Bandar Lampung (ISN) – Mantan Ketua Komisi Informasi Provinsi Lampung Juniardi SH MH, meminta Kapolda Jawa Timur untuk segera menangkap para preman backing tempat hiburan malam (Diskotik,red) di Surabaya, yang telah melakukang penganiayaan terhadap 5 wartawan yang sedang melakukan aktifitas peliputan atau kerja kerja jurnalistik.
“Selain perbuatan pidana, aksi penganiayaan kepada pekerja jurlastik itu juga merupakan bentuk bentuk menghalangi kerja jurnalistik, dan menghambat proses demokrasi dan kemerdekaan pers freedom by the press,” kata Juniardi, wartawan senior pemimpin redaksi sinarlampung.co.
Mantan Wakil Ketua Bidang Pembelaan Wartawan PWI Lampung itu menjelaskan terkait Perlindungan wartawan, kata Juniardi, bahwa bagi keselamatan wartawan dalam menjalankan tugas jurnalistiknya telah menjadi kewajiban dunia internasional.
Dewan Hak Asasi Manusia (Human Rights Council) Perserikatan Bangsa-Bangsa di Wina, Austria, dalam resolusi yang disepakati oleh seluruh anggotanya pada 27 September 2012 untuk pertama kali menegaskan pentingnya keselamatan wartawan sebagai unsur fundamental dalam kebebasan ekspresi.
Dalam resolusi itu, lanjut Dia Dewan Hak Asasi Manusia menyerukan kepada negara-negara di dunia agar ”mengembangkan lingkungan yang aman bagi para wartawan dan yang memungkinkan mereka dapat melaksanakan pekerjaannya secara independen.”
Resolusi ini juga menyerukan pencegahan impunitas bagi pelaku kekerasan terhadap wartawan dengan melakukan ”investigasi yang tidak memihak, cepat, dan efektif” atas tindakan kekerasan terhadap wartawan.
“Karena itu, Indonesia juga ada di dalamnya. Maka kita mengimbau kepada seluruh pihak agar menghentikan kekerasan terhadap wartawan. Karena kita sepakat bahwa menolak segala bentuk kekerasan yang dilakukan oleh siapa saja kepada wartawan,” kata Juniardi.
Alumni peserta Hari Pers International ini, menyatakan keselamatan wartawan masih menjadi masalah yang serius di Indonesia. Selama ini telah terjadi banyak kekerasan terhadap media atau wartawan.

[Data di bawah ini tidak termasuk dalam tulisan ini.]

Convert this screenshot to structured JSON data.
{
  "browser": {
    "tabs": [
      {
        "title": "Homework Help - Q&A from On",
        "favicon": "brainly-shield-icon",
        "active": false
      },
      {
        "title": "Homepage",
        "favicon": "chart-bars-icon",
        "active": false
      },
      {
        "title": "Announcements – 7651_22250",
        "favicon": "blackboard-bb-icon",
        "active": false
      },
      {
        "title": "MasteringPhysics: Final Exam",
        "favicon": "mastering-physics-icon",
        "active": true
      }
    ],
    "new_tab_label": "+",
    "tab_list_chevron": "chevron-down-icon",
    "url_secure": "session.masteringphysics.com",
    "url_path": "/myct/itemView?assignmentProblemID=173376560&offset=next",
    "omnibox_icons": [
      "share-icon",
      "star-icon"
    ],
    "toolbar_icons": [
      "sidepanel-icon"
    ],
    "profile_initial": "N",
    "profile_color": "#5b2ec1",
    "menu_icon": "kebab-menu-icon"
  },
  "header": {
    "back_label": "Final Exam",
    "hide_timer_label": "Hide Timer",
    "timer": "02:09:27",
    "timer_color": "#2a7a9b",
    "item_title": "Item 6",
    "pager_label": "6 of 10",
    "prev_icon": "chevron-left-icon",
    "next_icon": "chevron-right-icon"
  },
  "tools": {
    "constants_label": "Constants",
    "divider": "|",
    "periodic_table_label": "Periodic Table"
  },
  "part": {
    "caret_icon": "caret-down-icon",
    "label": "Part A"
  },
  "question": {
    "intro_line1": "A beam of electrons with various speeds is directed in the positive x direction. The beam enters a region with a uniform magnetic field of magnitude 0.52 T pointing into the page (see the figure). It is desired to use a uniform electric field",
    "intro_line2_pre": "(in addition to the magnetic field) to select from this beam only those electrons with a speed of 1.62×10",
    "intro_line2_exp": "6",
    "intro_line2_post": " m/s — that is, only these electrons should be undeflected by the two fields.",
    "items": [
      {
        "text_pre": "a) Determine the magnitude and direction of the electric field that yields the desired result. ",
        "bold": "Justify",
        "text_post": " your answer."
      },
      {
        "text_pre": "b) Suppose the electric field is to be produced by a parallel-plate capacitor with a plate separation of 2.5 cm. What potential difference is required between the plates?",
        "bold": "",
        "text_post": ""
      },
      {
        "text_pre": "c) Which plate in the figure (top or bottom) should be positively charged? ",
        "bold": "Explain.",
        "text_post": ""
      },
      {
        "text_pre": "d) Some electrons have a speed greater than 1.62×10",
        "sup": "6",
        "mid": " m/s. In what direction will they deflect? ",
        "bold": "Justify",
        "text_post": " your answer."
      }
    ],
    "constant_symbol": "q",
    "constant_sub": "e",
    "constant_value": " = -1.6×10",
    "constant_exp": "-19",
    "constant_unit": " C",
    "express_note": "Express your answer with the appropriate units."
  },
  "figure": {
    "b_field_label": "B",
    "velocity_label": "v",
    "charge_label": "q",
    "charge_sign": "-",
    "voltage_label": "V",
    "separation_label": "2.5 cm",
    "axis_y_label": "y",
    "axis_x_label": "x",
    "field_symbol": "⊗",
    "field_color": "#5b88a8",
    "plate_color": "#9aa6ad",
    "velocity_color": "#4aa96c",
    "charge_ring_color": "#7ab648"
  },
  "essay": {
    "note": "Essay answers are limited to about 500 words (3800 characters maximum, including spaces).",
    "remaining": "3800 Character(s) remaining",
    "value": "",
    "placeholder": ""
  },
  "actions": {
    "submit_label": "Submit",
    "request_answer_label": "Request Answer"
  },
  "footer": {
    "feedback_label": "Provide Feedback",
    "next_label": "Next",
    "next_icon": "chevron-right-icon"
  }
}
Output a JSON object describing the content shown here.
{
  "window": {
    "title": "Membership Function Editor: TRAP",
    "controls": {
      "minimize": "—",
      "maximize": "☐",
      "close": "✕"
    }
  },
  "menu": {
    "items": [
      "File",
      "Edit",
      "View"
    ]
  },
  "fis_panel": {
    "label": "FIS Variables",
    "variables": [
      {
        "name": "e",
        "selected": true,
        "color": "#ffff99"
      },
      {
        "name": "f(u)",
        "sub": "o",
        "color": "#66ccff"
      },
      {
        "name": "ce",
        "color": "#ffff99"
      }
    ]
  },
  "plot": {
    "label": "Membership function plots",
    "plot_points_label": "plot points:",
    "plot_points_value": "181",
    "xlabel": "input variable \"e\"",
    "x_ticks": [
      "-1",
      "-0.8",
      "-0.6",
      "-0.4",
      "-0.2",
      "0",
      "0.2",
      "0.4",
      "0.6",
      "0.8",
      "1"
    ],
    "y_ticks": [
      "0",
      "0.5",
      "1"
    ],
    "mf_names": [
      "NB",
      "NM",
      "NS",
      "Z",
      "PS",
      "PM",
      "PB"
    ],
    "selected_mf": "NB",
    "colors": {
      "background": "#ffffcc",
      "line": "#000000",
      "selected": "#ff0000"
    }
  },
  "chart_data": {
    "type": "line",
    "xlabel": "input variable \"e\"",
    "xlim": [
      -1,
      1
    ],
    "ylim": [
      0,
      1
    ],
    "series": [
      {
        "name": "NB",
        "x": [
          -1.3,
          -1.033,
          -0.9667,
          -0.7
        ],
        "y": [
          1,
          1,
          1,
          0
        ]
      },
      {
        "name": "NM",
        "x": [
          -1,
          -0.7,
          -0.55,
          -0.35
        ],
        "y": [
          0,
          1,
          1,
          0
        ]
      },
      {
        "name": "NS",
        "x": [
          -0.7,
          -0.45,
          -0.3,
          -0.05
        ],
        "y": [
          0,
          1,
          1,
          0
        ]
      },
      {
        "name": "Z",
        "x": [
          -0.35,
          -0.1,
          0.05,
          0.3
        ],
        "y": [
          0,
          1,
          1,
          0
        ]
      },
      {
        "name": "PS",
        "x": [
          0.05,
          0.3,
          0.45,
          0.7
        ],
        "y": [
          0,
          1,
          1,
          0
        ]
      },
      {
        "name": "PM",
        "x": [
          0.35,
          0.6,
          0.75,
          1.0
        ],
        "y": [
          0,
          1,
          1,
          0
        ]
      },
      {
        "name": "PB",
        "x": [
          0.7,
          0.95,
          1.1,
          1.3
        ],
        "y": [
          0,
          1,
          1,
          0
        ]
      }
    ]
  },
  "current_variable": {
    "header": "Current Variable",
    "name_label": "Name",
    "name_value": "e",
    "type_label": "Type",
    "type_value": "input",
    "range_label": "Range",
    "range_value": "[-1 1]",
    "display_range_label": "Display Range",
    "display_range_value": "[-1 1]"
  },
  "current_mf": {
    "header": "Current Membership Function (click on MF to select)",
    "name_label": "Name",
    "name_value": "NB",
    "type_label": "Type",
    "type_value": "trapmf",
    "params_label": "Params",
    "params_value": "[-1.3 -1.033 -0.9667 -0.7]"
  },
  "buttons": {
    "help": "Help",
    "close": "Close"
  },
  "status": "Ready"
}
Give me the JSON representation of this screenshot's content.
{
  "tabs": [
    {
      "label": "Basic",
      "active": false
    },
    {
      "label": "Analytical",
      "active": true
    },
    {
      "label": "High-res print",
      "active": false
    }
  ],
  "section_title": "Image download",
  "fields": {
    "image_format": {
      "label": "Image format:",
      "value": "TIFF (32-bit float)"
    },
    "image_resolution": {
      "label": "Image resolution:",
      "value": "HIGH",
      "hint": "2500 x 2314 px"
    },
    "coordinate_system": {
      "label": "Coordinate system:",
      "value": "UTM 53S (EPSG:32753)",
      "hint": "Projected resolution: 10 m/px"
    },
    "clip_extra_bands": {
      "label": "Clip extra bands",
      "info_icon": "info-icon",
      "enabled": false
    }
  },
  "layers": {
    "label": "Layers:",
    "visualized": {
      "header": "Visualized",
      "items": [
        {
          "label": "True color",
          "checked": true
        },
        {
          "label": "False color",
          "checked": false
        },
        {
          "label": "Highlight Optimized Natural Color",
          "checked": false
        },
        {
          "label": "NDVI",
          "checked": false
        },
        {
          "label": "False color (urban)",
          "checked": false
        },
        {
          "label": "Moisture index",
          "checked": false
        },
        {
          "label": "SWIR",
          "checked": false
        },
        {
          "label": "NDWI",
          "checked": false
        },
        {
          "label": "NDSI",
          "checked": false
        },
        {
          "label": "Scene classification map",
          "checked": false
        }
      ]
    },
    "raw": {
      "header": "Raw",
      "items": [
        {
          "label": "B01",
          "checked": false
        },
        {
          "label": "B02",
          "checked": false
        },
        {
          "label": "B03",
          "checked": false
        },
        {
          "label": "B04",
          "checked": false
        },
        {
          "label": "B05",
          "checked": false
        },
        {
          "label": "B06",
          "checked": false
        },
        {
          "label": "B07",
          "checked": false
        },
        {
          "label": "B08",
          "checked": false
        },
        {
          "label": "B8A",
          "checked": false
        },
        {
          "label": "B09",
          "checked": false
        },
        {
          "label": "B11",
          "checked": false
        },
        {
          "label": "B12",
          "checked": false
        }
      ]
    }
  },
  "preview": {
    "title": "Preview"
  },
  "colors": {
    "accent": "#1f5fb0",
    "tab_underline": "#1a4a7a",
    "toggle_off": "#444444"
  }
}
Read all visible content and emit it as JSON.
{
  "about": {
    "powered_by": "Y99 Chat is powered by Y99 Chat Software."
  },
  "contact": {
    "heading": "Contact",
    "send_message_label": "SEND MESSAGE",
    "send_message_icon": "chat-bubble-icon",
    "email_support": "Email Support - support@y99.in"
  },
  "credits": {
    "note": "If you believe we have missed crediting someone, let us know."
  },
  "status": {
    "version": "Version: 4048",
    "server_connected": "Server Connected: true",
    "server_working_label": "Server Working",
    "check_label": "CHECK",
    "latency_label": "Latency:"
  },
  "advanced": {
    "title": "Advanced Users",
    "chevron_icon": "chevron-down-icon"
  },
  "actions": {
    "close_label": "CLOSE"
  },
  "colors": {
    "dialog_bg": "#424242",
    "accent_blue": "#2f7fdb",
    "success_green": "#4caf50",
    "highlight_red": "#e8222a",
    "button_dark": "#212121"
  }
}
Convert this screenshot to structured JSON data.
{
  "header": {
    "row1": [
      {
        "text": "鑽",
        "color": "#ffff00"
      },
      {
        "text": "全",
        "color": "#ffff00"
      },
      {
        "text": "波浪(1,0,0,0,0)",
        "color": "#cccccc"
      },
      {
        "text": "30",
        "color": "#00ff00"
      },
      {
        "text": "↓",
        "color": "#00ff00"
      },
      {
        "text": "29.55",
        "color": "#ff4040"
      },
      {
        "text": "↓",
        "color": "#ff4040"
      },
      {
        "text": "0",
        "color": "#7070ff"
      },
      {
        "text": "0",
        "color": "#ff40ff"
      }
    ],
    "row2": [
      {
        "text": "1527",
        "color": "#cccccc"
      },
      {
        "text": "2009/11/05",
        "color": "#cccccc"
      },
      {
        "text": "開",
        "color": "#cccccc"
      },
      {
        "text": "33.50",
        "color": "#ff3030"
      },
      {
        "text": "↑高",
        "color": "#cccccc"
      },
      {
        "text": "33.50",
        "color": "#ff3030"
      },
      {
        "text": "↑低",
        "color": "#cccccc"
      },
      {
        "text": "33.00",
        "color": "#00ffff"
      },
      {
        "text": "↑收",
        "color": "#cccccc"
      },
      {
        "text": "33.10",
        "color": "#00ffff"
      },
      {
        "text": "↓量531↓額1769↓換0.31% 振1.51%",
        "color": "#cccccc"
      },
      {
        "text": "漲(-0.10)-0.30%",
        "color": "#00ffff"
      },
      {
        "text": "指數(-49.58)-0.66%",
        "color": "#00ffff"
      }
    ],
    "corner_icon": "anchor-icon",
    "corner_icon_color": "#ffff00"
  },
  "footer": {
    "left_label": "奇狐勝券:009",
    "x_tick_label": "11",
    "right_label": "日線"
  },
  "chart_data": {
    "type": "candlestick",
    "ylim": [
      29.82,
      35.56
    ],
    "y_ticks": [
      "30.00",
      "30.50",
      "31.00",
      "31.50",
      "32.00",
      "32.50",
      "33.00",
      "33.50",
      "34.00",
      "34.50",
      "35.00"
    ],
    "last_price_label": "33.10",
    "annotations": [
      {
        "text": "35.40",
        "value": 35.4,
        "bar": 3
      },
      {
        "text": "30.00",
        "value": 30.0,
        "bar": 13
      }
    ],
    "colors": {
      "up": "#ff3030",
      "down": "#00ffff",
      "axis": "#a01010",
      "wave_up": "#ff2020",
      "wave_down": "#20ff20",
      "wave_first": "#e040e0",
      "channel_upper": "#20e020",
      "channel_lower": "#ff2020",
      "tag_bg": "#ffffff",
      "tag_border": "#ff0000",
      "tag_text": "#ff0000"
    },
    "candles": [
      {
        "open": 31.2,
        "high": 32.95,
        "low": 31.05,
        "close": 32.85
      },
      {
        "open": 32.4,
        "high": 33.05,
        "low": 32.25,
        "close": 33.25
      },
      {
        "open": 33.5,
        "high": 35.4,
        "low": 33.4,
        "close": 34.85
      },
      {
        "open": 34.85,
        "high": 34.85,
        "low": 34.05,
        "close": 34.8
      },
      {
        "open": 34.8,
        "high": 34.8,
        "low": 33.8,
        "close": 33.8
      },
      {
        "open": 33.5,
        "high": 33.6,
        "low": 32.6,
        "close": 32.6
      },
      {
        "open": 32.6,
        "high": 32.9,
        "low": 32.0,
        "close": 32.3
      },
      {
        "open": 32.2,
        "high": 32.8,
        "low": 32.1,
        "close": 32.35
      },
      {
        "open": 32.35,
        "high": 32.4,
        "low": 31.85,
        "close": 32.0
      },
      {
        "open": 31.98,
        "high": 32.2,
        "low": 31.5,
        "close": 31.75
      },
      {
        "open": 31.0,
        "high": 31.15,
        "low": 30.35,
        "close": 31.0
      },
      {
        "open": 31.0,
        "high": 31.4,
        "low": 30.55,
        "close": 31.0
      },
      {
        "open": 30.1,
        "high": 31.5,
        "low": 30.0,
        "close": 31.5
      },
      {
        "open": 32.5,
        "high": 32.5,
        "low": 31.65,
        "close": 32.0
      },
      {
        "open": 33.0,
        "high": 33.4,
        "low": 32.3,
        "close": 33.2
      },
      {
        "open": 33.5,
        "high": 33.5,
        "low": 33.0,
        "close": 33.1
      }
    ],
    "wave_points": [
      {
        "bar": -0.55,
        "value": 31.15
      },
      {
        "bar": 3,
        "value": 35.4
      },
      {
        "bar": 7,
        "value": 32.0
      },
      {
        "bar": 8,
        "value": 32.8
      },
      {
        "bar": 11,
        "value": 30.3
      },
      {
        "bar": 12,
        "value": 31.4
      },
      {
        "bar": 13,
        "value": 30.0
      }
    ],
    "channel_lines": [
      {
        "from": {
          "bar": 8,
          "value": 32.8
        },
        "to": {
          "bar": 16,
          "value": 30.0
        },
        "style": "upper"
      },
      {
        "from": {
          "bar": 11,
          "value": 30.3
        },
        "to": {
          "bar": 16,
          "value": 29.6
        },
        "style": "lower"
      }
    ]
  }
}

Aspek yang menonjol dalam penanganan kasus-kasus kekerasan terhadap wartawan adalah belum adanya pedoman tentang tahap-tahap dan mekanisme penanganan masalah yang dapat menjadi rujukan bagi berbagai pihak terkait.
“Karena itu dewan pers juga perlu mempercepat penyusunan pedoman penanganan kasus kekerasan terhadap wartawan,” katanya.
Juniardi melanjutkan wartawan merupakan pewarta yang harus dihargai tugas sebagai pemberi infrormasi kepada khalayak umum dan keberadaannya telah membantu masyarakat bisa mengenal banyak hal dan informasi.
“Tugas seorang wartawan adalah tugas yang sangat mulia karena selain menjalankan tugasnya, wartawan juga sebagai pemantau dan pemberi informasi. Jadi kita jangan mempermalukan bangsa dengan kondisi pers Indonesia,” ujarnya.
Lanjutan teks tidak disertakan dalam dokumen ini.